Integrating Big Data Analytics with Financial Risk Management: Challenges and Opportunities
Integrating Big Data Analytics with Financial Risk Management: Challenges and Opportunities
Arhath Kumar,Suryansh Talukdar,3 Authors,Ravikindi Sreelakshmi
TLDR
The article delves into the methodology and a tool used for data-driven risk management, while also shedding light on the obstacles, including issues with data quality, regulatory compliance, and the need of a strong data infrastructure.
Abstract
The potential for improved risk assessment, fraud detection, and compliance monitoring are highlighted in this paper, which explores the integration of big data analytics in financial risk management. Insights gained from big data analytics may help financial organisations spot possible financial crimes, manage credit risk, and anticipate market volatility in real time.
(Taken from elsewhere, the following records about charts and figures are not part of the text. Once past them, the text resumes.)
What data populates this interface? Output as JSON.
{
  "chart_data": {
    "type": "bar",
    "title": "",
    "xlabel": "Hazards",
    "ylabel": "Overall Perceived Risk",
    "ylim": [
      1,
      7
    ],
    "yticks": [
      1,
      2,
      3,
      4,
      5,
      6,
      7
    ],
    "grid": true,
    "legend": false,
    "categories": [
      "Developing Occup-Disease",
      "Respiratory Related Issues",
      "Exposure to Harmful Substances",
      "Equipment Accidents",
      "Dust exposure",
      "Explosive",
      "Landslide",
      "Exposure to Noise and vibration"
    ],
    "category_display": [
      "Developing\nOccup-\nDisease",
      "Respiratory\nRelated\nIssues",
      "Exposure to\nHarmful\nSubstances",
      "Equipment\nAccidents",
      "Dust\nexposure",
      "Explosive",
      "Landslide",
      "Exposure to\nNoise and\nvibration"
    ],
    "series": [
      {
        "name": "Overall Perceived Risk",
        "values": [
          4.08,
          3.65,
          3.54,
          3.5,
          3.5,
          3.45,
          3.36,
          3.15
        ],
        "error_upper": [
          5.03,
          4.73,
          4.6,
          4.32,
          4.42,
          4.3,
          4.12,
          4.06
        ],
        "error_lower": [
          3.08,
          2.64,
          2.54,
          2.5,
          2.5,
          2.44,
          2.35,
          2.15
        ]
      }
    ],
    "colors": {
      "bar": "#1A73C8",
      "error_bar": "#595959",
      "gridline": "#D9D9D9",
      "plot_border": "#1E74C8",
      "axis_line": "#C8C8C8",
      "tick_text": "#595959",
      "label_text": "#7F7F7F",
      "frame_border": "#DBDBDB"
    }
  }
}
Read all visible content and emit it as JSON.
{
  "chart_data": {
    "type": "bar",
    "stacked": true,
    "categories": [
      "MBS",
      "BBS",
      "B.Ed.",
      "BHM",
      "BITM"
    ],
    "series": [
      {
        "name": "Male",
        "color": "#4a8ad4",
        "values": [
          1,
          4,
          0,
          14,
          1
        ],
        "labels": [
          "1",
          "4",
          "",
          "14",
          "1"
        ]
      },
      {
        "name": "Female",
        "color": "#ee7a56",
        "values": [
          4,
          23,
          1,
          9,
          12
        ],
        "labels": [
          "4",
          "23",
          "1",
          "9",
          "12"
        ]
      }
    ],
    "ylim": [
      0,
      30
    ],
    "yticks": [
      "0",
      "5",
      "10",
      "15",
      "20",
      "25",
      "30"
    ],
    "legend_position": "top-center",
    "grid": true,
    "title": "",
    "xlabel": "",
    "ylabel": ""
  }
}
The article delves into the methodology and a tool used for data-driven risk management, while also shedding light on the obstacles, including issues with data quality, regulatory compliance, and the need of a strong data infrastructure. We also showcase case studies of financial organisations that have successfully used big data analytics to decrease risks, along with future inventive potential. A key barrier in improving decision-making processes and decreasing the risk-profile of the financial industry has emerged with the integration of BDA into FRM. As financial institutions navigate a constantly shifting landscape characterised by regulatory constraints, market uncertainty, and evolving consumer habits, BDA adoption presents both significant opportunities and challenges. This study delves into the topic of BDA and its potential applications in FRM, real-time decision-making, predictive analytics, and risk assessment. Regulatory compliance, analytics algorithm complexity, data quality and administration, and other challenges are among the many that arise when integrating BDA into existing FRM systems. Additionally, it is inherent to financial organisations to face challenges when attempting to use the vast amounts of data, structured and unstructured, generated across many platforms. This research highlights the need of building strong data governance systems and using creative analytical approaches to tackle problems. Financial institutions may get the most out of BDA if they follow these steps, which will help them reduce risk, plan ahead, and take advantage of possibilities in emerging markets. At the conclusion of the paper, we provide practitioners some recommendations for effective BDA use in FRM and identify several research gaps.